NOUVELLE ROUTINE. Alice Gartenschläger
Als ich diesen kleinen Film machte, kam ich als fast fünfzigjährige Tänzerin gerade aus der Reha, mit der Diagnose eines doppelten Bandscheibenvorfalls. Mein Bewegungsradius hatte sich extrem reduziert. Aufgrunddessen versuchte ich neue Räume zu erkunden, in denen mein körperlicher Ausdruck im Alltag einen neuen Platz findet. Es entstand „nouvelle routine“, ein kleines black-and-white Video-Tagebuch. Schauplatz dieser fragmentarischen Versuchsanordnung ist meine Küche. Es ist eine Sammlung von zusammengeschnittenen Sequenzen, von kurzen Handlungen, die sehr instinktiv und authentisch entstanden sind. Die Intimität der Küche gab meinen Ideen über sieben Monate hinweg einen hervorragenden Rahmen.

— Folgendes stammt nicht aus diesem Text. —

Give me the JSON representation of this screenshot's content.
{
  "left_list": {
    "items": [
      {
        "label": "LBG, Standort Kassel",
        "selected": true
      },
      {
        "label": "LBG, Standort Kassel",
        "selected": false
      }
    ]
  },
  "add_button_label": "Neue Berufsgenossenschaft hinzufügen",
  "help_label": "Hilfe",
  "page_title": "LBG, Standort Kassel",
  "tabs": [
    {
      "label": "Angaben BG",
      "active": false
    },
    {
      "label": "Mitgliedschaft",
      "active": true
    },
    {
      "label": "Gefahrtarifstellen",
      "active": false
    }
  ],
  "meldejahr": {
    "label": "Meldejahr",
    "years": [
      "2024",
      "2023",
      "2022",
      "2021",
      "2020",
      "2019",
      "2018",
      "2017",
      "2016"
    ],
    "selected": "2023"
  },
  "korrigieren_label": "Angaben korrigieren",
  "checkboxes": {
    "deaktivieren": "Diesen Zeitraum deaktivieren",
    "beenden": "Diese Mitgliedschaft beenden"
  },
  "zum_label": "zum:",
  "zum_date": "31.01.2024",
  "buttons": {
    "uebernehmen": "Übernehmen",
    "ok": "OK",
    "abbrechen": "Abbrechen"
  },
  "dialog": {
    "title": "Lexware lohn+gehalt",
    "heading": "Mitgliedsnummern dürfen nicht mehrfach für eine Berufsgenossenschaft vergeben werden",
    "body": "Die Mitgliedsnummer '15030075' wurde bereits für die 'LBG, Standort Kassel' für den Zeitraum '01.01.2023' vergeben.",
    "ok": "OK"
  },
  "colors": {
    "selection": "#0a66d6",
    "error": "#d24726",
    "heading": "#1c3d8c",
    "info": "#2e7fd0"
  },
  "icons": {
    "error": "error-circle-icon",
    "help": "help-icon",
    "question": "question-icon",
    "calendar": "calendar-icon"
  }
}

Ursprünglich war der Gedanke, eine Verlängerung des reduzierten Körpers zu untersuchen, indem ich Objekte als Hilfsmittel hinzuziehe. Dabei sollte die Schnittstelle untersucht werden. Währenddessen habe ich schnell gemerkt, dass der Begriff von Extension, Schnittstelle, Körper und Objekt unterschiedliche Ebenen begreifen kann. Mich hat mit der Zeit weniger die rein körperlichen, tänzerischen, bewegungsmäßigen Abläufe in der Begegnung mit dem Objekt interessiert und dessen Animationsprozess im klassischen Sinne des Objekttheaters, sondern vielmehr: was provoziert dieses Objekt in mir, wie animiert es mich, welche Fantasie entwickle ich dazu und wie sieht die Ausarbeitung einer kleinen Szene aus? Wie spiegelt sich mein Gedanke im Körper und wie lässt sich diese Aussage in das Objekt transferieren? Dabei geht es um Identifikation und Abstraktion.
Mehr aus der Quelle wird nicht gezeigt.